What fair OB/GYN contract language looks like
On the wRVU structure: a threshold at or below the 50th percentile for the practice mix (OB, GYN, or full-spectrum) with a rate at or above the 50th percentile of $52/wRVU.
On call: a defined frequency cap, mandatory post-call relief, and separate per-call compensation for high-volume shifts or any coverage beyond a baseline.
On malpractice: clear language on premium responsibility (preferably 100% employer-paid) and tail coverage assigned to the employer in cases of termination without cause, non-renewal, or contract expiration.
On surgical mix: explicit language defining the percentage of scheduled time dedicated to OR work versus clinic, with no language permitting volume-based incentives that conflict with clinical judgment.
What to ask before you sign
Four specific questions worth getting answered in writing before you commit to an OB/GYN contract:
- What is the maximum frequency of OB call I will be scheduled for, is there mandatory post-call clinic relief, and is there separate compensation for high-volume call shifts?
- Who is responsible for malpractice premium contribution and tail coverage, and what is the estimated tail cost for OB/GYN in this market?
- What percentage of my scheduled time will be dedicated to OR work versus clinic, and is the wRVU threshold benchmarked against the correct practice mix?
- Was the wRVU threshold in this contract benchmarked against 2025 or 2026 MGMA values, given the CMS efficiency adjustment to procedural codes?
These are reasonable questions. Vague answers on call frequency, tail coverage, or surgical mix tell you something important about how the contract will work in practice.
Want to know how your specific OB/GYN contract compares to these benchmarks? FairRVU runs the full analysis in 60 seconds — wRVU threshold percentile, call frequency review, malpractice and tail coverage analysis, and 2026 CMS adjustment evaluation. Your contract is permanently deleted after processing.
Frequently asked questions
What is the median OB/GYN wRVU production in 2026?
The median OB/GYN produces approximately 6,500 wRVUs annually at $52/wRVU based on 2025 MGMA data. Total compensation at the median runs $330,000-$370,000. The 75th percentile is 7,900 wRVUs and the 90th percentile is 9,500.
How much does OB/GYN tail malpractice insurance cost?

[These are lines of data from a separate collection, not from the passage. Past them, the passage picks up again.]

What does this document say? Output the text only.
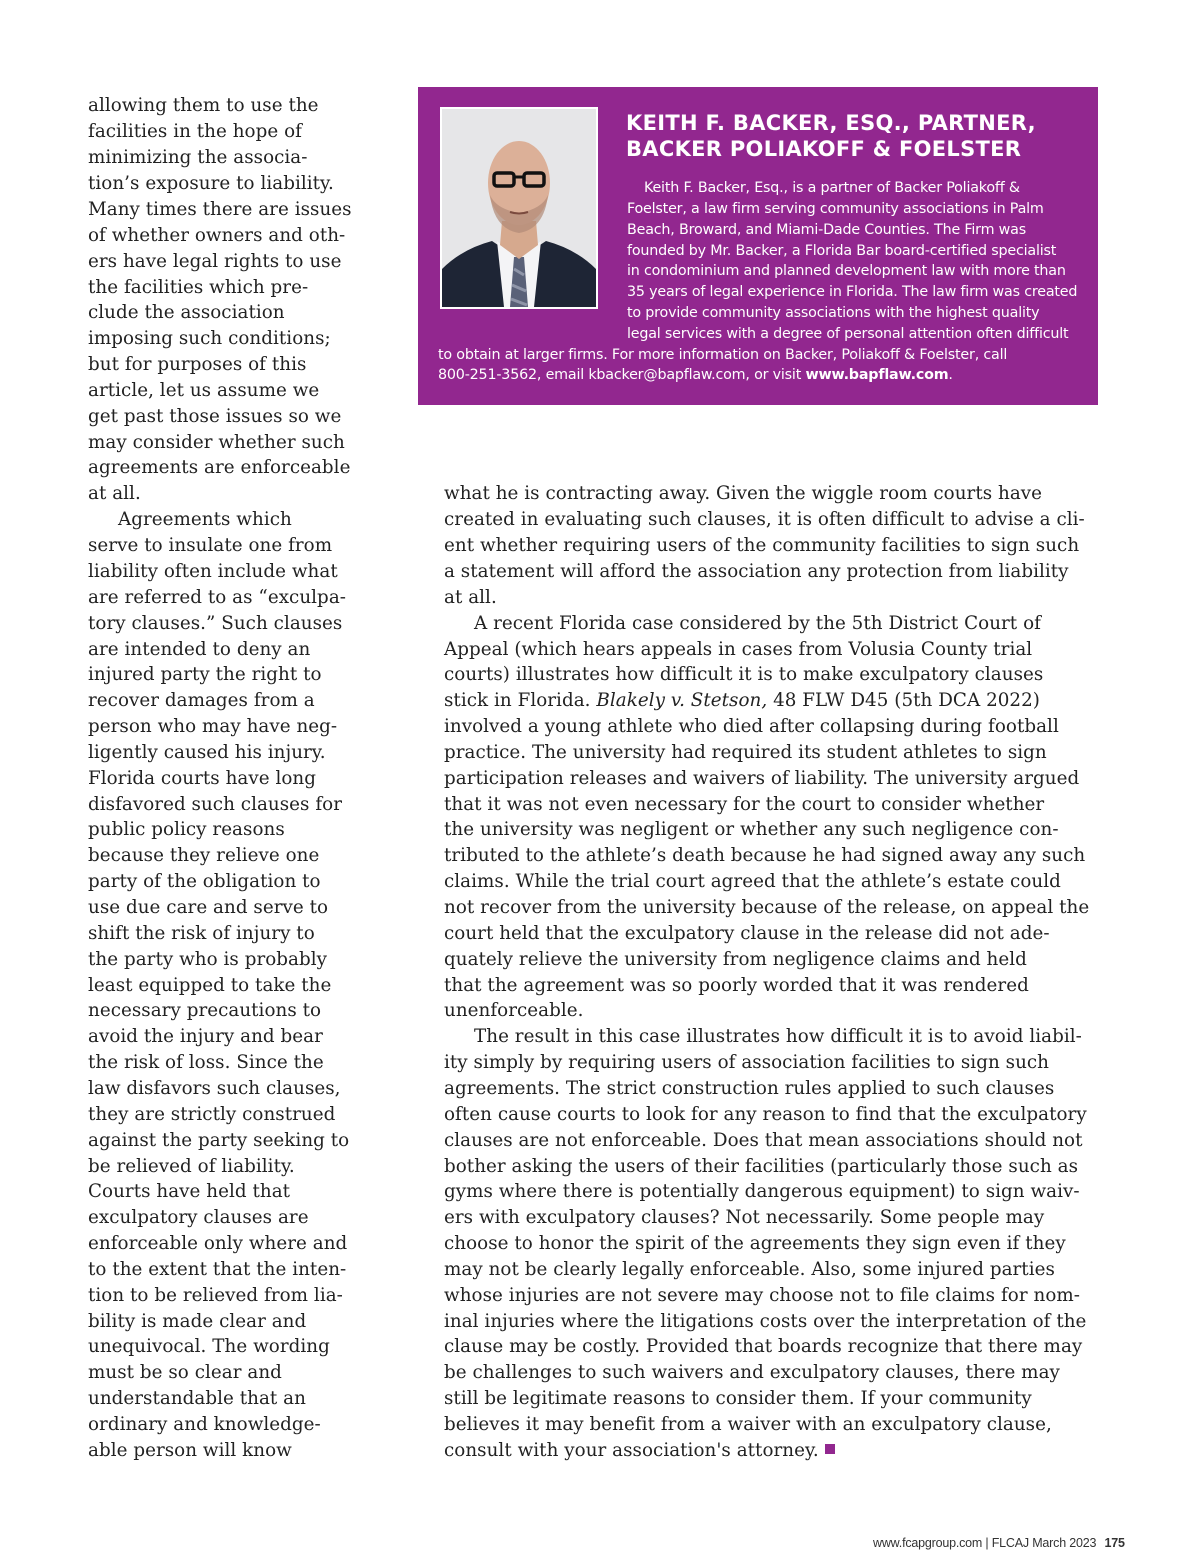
KEITH F. BACKER, ESQ., PARTNER,
BACKER POLIAKOFF & FOELSTER
Keith F. Backer, Esq., is a partner of Backer Poliakoff &
Foelster, a law firm serving community associations in Palm
Beach, Broward, and Miami-Dade Counties. The Firm was
founded by Mr. Backer, a Florida Bar board-certified specialist
in condominium and planned development law with more than
35 years of legal experience in Florida. The law firm was created
to provide community associations with the highest quality
legal services with a degree of personal attention often difficult
to obtain at larger firms. For more information on Backer, Poliakoff & Foelster, call
800-251-3562, email kbacker@bapflaw.com, or visit www.bapflaw.com.
allowing them to use the
facilities in the hope of
minimizing the associa-
tion’s exposure to liability.
Many times there are issues
of whether owners and oth-
ers have legal rights to use
the facilities which pre-
clude the association
imposing such conditions;
but for purposes of this
article, let us assume we
get past those issues so we
may consider whether such
agreements are enforceable
at all.
Agreements which
serve to insulate one from
liability often include what
are referred to as “exculpa-
tory clauses.” Such clauses
are intended to deny an
injured party the right to
recover damages from a
person who may have neg-
ligently caused his injury.
Florida courts have long
disfavored such clauses for
public policy reasons
because they relieve one
party of the obligation to
use due care and serve to
shift the risk of injury to
the party who is probably
least equipped to take the
necessary precautions to
avoid the injury and bear
the risk of loss. Since the
law disfavors such clauses,
they are strictly construed
against the party seeking to
be relieved of liability.
Courts have held that
exculpatory clauses are
enforceable only where and
to the extent that the inten-
tion to be relieved from lia-
bility is made clear and
unequivocal. The wording
must be so clear and
understandable that an
ordinary and knowledge-
able person will know
what he is contracting away. Given the wiggle room courts have
created in evaluating such clauses, it is often difficult to advise a cli-
ent whether requiring users of the community facilities to sign such
a statement will afford the association any protection from liability
at all.
A recent Florida case considered by the 5th District Court of
Appeal (which hears appeals in cases from Volusia County trial
courts) illustrates how difficult it is to make exculpatory clauses
stick in Florida. Blakely v. Stetson, 48 FLW D45 (5th DCA 2022)
involved a young athlete who died after collapsing during football
practice. The university had required its student athletes to sign
participation releases and waivers of liability. The university argued
that it was not even necessary for the court to consider whether
the university was negligent or whether any such negligence con-
tributed to the athlete’s death because he had signed away any such
claims. While the trial court agreed that the athlete’s estate could
not recover from the university because of the release, on appeal the
court held that the exculpatory clause in the release did not ade-
quately relieve the university from negligence claims and held
that the agreement was so poorly worded that it was rendered
unenforceable.
The result in this case illustrates how difficult it is to avoid liabil-
ity simply by requiring users of association facilities to sign such
agreements. The strict construction rules applied to such clauses
often cause courts to look for any reason to find that the exculpatory
clauses are not enforceable. Does that mean associations should not
bother asking the users of their facilities (particularly those such as
gyms where there is potentially dangerous equipment) to sign waiv-
ers with exculpatory clauses? Not necessarily. Some people may
choose to honor the spirit of the agreements they sign even if they
may not be clearly legally enforceable. Also, some injured parties
whose injuries are not severe may choose not to file claims for nom-
inal injuries where the litigations costs over the interpretation of the
clause may be costly. Provided that boards recognize that there may
be challenges to such waivers and exculpatory clauses, there may
still be legitimate reasons to consider them. If your community
believes it may benefit from a waiver with an exculpatory clause,
consult with your association's attorney.
www.fcapgroup.com | FLCAJ March 2023 175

OB/GYN tail coverage typically costs $50,000-$200,000 due to the long statute of limitations on obstetric claims (often the age of majority of the child plus the relevant statute period — sometimes 18-21 years from the birth event). This is among the highest tail costs in any specialty and must be addressed explicitly in the contract.

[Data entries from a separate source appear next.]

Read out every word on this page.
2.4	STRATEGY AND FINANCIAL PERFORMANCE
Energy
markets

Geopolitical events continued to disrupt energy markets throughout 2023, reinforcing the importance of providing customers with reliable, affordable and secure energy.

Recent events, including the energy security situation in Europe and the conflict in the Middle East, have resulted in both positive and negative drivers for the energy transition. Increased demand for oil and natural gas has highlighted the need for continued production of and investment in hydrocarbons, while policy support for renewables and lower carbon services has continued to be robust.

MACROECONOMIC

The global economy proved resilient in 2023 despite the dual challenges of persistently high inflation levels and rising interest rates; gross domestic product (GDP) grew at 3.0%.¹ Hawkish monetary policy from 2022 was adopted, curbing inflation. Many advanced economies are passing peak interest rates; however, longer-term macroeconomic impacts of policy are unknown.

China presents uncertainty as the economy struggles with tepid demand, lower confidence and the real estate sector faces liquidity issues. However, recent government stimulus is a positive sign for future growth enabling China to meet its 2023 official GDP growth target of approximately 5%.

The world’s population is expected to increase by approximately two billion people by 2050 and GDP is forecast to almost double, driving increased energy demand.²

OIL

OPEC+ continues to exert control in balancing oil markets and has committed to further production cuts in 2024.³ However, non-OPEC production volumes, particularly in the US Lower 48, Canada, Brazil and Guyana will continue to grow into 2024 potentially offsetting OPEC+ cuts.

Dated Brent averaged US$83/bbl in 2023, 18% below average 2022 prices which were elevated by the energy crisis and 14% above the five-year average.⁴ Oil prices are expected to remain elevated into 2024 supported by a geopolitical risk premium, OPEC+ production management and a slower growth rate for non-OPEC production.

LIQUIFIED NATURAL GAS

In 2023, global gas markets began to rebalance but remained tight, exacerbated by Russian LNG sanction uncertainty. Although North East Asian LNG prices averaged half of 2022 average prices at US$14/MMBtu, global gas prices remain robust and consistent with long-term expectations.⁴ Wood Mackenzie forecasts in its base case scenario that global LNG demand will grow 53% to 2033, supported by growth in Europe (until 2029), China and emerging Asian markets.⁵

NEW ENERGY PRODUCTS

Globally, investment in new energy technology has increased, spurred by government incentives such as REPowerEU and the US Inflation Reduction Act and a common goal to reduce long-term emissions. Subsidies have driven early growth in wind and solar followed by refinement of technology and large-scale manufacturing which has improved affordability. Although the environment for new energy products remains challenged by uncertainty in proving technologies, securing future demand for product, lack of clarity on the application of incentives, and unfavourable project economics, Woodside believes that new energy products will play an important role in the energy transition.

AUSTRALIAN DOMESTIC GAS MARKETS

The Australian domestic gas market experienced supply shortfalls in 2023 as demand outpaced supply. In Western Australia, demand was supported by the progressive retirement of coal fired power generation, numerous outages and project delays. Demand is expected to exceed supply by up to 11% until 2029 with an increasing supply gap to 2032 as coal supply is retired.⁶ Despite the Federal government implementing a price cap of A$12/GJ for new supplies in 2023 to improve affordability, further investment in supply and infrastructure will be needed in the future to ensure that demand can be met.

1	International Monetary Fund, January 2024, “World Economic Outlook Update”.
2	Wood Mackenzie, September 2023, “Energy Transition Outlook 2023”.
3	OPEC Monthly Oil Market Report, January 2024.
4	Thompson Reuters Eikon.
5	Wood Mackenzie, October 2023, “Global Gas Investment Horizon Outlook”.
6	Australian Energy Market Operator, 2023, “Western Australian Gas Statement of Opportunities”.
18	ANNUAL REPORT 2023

What is fair call coverage for OB/GYN?
Fair OB/GYN contracts define the maximum call frequency (typically not more than every 4th-6th night for a full-spectrum practice), include mandatory post-call clinic relief (a half day or full day off after a 24-hour call), and provide separate per-call compensation for high-volume shifts or any coverage beyond a baseline.
How does the 2026 CMS adjustment affect OB/GYN compensation?
The 2.5% reduction in procedural code wRVU values affects laparoscopic procedures, hysteroscopy, D&C, and OR-based gynecologic surgery. Pure E/M coding for prenatal visits and well-woman care is not directly affected. Always ask whether your wRVU threshold was benchmarked against 2025 or 2026 values.